Que mais esta prorrogação é feita com a obrigação, para o locatário, segundo outorgante, de, por sua conta e à sua custa, fazer todos os reparos e obras, sem excepção, de que o prédio ou edifício da fábrica precisar, inclusive as de reconstituição ou reconstrução de qualquer parte arruinada (…).”
1897
Nos primeiros dias de 1897, este contrato foi prorrogado por contrato verbal, por tempo indeterminado, em que Francisco Rodrigues Tenório se obrigou a pagar à Companhia Industrial a renda anual de oitocentos cinquenta mil reis, em duas prestações semestrais iguais.
30 de Abril de 1895
Entretanto, em 30 de Abril de 1895, Francisco Rodrigues Tenório tinha tornado de arrendamento a Maria Luísa Ângela Cassar, uma porção de terra baldio que fazia parte da Horta do Poço, com 25 metros no sentido norte-sul e 13 metros no sentido nascente-poente, confrontando do nascente com a fábrica da “Companhia Industrial”, para neste terreno se levantar um barracão de madeira com cobertura de telhas para despejo da referida fábrica Industrial, por 5 anos, pela quantia anual de 40$000 reis.
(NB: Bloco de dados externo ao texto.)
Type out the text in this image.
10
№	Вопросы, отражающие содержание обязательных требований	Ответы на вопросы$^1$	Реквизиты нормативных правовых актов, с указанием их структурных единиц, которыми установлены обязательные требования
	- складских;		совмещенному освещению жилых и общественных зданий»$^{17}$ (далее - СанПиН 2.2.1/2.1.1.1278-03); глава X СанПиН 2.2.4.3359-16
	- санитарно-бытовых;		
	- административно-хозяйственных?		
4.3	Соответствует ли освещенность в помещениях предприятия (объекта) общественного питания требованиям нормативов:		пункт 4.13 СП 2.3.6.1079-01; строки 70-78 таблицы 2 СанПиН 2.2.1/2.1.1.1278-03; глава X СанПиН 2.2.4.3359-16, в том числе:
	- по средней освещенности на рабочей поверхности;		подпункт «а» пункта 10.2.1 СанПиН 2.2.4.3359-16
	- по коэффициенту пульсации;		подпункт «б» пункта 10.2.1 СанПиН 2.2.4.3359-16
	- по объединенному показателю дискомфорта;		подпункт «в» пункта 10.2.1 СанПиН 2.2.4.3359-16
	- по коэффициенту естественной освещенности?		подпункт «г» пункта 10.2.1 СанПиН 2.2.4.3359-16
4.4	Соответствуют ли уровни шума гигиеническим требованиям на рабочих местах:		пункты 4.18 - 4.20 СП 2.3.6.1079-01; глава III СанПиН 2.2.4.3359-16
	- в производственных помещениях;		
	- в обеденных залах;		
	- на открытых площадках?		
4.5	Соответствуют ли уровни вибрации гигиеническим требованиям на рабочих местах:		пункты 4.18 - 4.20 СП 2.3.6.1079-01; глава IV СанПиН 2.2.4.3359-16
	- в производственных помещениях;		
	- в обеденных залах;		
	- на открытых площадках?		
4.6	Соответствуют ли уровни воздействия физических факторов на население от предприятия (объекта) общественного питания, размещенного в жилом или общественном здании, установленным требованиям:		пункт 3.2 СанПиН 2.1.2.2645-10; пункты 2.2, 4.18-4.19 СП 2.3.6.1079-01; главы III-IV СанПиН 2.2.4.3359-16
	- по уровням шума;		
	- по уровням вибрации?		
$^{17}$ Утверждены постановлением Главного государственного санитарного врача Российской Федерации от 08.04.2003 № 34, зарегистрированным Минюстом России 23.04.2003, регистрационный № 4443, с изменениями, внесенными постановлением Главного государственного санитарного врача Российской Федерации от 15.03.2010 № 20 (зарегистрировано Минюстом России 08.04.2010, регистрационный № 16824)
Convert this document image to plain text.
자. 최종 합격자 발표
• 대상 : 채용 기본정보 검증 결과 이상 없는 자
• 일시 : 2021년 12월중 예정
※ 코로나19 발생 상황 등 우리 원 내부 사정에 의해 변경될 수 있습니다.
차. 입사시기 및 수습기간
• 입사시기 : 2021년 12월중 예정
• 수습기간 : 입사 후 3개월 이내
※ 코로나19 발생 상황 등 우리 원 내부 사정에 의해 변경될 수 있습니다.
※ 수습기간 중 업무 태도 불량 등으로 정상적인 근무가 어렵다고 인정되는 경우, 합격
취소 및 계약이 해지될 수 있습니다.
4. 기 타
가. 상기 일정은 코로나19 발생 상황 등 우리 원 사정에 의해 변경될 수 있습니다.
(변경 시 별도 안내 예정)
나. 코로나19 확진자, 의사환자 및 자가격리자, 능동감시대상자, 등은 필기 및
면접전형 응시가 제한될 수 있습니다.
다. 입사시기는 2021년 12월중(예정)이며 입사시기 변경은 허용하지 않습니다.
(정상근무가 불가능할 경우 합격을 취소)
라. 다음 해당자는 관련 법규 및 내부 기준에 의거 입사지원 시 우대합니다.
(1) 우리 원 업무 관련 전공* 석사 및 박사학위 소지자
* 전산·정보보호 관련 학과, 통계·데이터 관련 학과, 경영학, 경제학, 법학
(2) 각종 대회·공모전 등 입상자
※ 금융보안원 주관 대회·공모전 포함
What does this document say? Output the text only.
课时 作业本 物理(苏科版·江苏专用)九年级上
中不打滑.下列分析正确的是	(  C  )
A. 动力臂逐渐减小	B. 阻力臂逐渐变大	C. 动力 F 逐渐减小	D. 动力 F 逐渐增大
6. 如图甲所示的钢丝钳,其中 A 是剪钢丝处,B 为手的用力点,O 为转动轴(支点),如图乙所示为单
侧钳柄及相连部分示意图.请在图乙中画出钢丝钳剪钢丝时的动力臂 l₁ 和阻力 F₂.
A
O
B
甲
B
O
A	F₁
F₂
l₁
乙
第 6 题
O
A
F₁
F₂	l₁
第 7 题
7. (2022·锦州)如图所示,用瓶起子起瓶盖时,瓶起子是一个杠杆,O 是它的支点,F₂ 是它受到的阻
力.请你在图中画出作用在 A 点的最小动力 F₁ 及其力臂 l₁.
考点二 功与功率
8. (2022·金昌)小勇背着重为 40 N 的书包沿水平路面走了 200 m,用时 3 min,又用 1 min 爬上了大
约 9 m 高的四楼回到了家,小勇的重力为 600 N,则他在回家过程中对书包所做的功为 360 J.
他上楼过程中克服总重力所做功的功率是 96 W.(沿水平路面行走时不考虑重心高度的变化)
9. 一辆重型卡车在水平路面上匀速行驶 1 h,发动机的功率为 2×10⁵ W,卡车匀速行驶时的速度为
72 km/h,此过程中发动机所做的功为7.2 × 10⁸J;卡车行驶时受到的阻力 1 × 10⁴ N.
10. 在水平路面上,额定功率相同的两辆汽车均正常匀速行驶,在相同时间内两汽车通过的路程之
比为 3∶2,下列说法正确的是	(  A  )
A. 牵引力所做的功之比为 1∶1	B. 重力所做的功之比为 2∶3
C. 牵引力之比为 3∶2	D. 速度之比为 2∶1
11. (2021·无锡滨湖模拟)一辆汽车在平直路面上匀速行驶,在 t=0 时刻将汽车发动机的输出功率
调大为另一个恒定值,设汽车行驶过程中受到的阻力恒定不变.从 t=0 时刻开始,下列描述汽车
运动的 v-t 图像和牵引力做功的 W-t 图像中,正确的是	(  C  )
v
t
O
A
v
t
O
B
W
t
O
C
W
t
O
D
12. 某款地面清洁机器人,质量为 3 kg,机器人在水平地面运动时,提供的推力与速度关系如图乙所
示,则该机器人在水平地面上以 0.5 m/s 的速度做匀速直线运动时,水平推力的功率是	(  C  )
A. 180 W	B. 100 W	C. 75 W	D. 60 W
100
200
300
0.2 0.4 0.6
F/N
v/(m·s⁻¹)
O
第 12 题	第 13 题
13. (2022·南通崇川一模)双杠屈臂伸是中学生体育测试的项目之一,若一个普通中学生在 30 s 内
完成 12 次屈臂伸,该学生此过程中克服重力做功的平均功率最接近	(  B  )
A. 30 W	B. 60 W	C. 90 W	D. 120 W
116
Tornou-se-nos difícil analisar devidamente a actividade Industrial de Francisco Rodrigues Tenório a partir do ano de 1897 e até 1906.
Desconhecemos as motivações e o acordo particular que terá efectuado com o seu irmão Gavino Rodriguez Pérez, de que alguns documentos são, apenas, parcialmente reveladores e difíceis de explicação.
31 de Março de 1897
Assim, em 31 de Março de 1897, Francisco Rodrigues Tenório sublocou a Gavino Rodriguez Pérez o arrendamento da fábrica São Francisco, que tinha estabelecido e vinha cumprindo com a “Companhia Industrial” desde 1893:
“(. ..) compareceram, de uma parte Francisco Rodrigues Tenório, casado, Industrial e proprietário, e de outra Gavino Rodrigues Peres, casado, negociante e proprietário, ambos residentes em Vila Real de Santo António, meus conhecidos do que dou fé. E logo pelo primeiro outorgante Francisco Rodrigues Tenório, me foi dito: (. ..) tomou a Companhia Industrial, sociedade anónima de responsabilidade limitada com sede em Lisboa, de arrendamento, a sua fábrica para preparação de peixe salgado e de conservas de diversa natureza, denominada de São Francisco (.. .) . Que recentemente (. ..) por contrato verbal foi prorrogado por tempo indeterminado, em que ele se obrigou a pagar à Companhia proprietária a renda anual de oitocentos cinquenta mil reis, em duas prestações semestrais iguais, (. ..) Que esta última prestação começou a contar-se em um de Janeiro próximo passado e que já se acha paga a renda do primeiro semestre na importância de quatrocentos vinte e cinco mil reis, do que ele primeiro outorgante declarou ter recibo que passara as mãos do segundo outorgante. Que por virtude do dito contracto e ele primeiro outorgante obrigado ao terminar o arrendamento a entregar à Companhia proprietária as ferramentas, utensílios, e mais material que consta de um inventário, (…) . Que autorizado pela disposição do artigo mil seiscentos e cinco do Código Civil subloca no segundo outorgante Gavina Rodrigues Peres o acima referido contracto de arrendamento e aluguer, transferindo-lhe todos os seus direitos de rendeiro nos termos dos artigos seguintes: Primeiro – O sublocatário fica obrigado a pagar a Companhia proprietária no princípio de cada semestre do ano civil o preço de quatrocentos vinte cinco mil reis;
Segundo – Ao terminar o arrendamento entregara à mesma Companhia todas as máquinas, ferramentas e utensílios constantes do inventário a que acima se faz referência, ou o seu valor;
Terceiro – O sublocatário fica obrigado a respeitar e manter todas as demais cláusulas e condições constantes do primitivo contracto de arrendamento;
Quarto – Que o preço desta sublocação é de trezentos e vinte mil reis, preço este de que dá quitação ao segundo outorgante, para que ele o leve a crédito do primeiro outorgante na conta corrente que tem entre ambos.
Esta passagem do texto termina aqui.